'Volcanic winter' likely contributed to ecological catastrophe 250 million years ago: study



There are copper-rich minerals in different regions of southern China. Malachite is the minerals' green patches. The Institute of Geology and Palaeontology is located in the city of Nanjing.

A team of scientists have identified an additional force that is believed to have contributed to the mass extinction event. The analysis of minerals in southern China shows that volcanic eruptions lowered the earth's temperature, which was a change that added to the environmental effects of other phenomena at the time.

The end-Permian mass extinction was the most severe extinction event in the past 500 million years, wiping out 80% to 90 percent of species on land and in the sea.

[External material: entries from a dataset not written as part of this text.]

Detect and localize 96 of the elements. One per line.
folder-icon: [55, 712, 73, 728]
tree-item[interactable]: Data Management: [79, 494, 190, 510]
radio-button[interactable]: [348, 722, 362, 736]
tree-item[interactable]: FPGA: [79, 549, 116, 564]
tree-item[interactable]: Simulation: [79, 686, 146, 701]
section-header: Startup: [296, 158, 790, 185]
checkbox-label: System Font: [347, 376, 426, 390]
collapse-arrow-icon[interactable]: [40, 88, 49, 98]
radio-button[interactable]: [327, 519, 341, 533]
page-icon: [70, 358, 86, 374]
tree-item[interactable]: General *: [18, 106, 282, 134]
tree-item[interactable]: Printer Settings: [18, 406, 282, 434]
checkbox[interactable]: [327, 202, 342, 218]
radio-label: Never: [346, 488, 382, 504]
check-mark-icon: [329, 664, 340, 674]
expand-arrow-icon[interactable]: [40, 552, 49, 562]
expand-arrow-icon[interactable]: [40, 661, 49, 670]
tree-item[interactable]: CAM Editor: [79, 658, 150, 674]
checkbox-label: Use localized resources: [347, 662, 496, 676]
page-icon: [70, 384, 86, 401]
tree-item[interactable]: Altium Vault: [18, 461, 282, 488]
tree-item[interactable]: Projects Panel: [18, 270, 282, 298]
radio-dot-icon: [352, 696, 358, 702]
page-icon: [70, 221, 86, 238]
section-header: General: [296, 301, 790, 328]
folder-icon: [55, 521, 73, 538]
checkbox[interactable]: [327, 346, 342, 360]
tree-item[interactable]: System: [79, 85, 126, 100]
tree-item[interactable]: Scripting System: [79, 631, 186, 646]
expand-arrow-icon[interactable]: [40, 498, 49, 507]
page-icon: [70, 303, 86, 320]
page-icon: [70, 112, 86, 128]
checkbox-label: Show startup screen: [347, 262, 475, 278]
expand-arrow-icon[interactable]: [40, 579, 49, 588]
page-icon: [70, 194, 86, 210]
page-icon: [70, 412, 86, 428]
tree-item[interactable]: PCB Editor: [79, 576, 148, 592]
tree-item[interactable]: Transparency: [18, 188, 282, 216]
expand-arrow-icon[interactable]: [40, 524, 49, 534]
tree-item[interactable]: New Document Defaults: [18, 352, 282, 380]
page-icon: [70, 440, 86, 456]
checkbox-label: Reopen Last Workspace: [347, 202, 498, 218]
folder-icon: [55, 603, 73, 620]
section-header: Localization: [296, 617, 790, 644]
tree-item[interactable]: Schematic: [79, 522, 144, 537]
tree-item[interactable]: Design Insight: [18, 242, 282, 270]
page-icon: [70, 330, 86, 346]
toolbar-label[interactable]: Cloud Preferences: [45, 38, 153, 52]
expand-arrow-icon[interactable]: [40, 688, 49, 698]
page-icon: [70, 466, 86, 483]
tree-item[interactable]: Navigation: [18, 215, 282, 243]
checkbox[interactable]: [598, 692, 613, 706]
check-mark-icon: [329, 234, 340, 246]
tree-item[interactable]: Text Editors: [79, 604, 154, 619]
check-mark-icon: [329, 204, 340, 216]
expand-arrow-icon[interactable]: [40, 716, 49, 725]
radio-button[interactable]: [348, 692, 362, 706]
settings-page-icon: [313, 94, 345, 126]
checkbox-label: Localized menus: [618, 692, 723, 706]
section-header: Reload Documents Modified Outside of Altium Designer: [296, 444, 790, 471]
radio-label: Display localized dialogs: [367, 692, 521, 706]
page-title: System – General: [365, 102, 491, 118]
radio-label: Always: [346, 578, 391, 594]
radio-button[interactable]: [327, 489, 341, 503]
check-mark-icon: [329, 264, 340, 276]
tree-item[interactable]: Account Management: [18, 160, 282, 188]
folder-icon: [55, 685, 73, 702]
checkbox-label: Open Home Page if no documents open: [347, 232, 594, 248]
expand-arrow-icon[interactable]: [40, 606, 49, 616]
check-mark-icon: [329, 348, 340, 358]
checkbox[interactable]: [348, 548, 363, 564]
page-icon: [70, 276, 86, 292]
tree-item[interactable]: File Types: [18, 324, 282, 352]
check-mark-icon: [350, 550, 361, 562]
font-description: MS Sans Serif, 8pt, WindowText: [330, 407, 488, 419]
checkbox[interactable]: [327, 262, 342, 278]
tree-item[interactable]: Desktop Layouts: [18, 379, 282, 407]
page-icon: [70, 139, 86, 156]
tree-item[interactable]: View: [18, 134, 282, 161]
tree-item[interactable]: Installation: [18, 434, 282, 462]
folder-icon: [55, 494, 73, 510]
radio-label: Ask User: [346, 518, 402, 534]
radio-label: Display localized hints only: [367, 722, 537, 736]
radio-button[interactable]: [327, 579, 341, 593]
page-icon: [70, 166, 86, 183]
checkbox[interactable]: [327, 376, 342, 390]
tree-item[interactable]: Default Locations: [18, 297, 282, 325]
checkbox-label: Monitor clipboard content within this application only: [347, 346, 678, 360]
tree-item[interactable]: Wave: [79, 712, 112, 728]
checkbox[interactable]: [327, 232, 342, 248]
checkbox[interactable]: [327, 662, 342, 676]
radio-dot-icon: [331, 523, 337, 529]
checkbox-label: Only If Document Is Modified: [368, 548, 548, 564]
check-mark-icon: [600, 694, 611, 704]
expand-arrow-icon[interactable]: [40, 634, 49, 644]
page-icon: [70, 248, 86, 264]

The end-Permian global environmental disaster may have had multiple causes among marine and non-marine species, according to Michael Rampino, a professor in New York University's Department of Biology.

Scientists have been looking into what could have caused the global ecological catastrophe for decades, and they have pointed to the spread of lava across the Russian province of Siberia. These eruptions caused environmental stresses, including global warming from volcanic releases of carbon dioxide and related reduction in oxygenation of ocean waters, the latter causing the suffocation of marine life.
The team for the Science Advances work, composed of more than two dozen researchers, including scientists from China's Nanjing University and Guangzhou Institute of Geochemistry as well as the National Museum of Natural History and Montclair State University, considered other factors that may have contributed to the end of the project.

They found copper and mercury on land in the south China region, which had an age similar to the end-Permian mass extinction. The deposits were covered by volcanic ash and marked by anomalies in their composition due to sulfur-rich emissions from nearby volcanic eruptions.
The formation process of copper-rich deposits is shown in the schematic. Credit: NIGPAS

"Sulfuric acid atmospheric aerosols produced by the eruptions may have been the cause of rapid global cooling of several degrees, prior to the severe warming seen across the end-Permian mass-extinction interval," says Rampino.

The end-Permian mass extinction may not have been the sole cause of the eruptions in the Siberia Traps, according to the findings of the team.
The end-Permian mass extinction was caused by Felsic volcanism. Science.org has a DOI of 10.126/sciadv.abh 1390

Science Advances has journal information.

The study was retrieved from thephys.org on 17 November 2021.